According to the platform, 43% of US adults have only joint accounts. Of the remaining 57%, 34% of respondents have both joint and separate accounts.
What may drive some couples to take this step is their belief that this may be “the ultimate symbolic gesture” of their financial union. However, there are many practical benefits to having a joint bank account.
Joint accounts allow partners to pay shared household expenses from the same place, simplifying financial tasks, especially for spouses staying at home.
Similarly, these accounts add a level of transparency to couples’ transactions, reducing the temptation to splurge or make secret purchases. This, in turn, prevents misunderstandings stemming from money secrets. It further builds trust in a relationship, benefiting the marriage itself.
The results of a recent Stockholm University study support this conclusion.
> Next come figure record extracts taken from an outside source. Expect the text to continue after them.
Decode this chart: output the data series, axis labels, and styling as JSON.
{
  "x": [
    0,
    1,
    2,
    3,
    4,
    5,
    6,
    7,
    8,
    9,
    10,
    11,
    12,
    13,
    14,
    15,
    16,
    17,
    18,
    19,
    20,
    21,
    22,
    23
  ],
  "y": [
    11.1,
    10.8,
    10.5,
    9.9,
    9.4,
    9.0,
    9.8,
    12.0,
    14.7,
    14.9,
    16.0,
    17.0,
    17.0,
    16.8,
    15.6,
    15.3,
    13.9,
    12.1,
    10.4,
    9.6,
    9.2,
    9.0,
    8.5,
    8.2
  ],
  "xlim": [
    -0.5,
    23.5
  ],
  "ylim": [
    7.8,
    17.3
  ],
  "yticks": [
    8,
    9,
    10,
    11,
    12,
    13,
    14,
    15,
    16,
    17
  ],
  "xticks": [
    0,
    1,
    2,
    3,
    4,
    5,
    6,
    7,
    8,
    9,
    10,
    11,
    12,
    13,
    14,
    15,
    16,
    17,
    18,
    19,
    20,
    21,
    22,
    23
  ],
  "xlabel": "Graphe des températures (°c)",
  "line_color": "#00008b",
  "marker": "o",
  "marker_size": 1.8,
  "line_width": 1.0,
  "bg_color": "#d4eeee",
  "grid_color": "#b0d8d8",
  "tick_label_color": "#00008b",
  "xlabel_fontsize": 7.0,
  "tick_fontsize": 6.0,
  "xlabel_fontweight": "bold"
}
Researchers revealed that joint economics result in more substantial stability and communication.
Another advantage of having a joint account is reduced red tape and streamlined legal affairs. Take, for instance, accounts that have the right of survivorship. This right ensures that surviving account owners automatically become sole owners of funds after the death of the joint account holder.
Therefore, if a couple is on the same page regarding finances, a joint bank account can be a sound decision for the sake of the couple’s finances and relationship.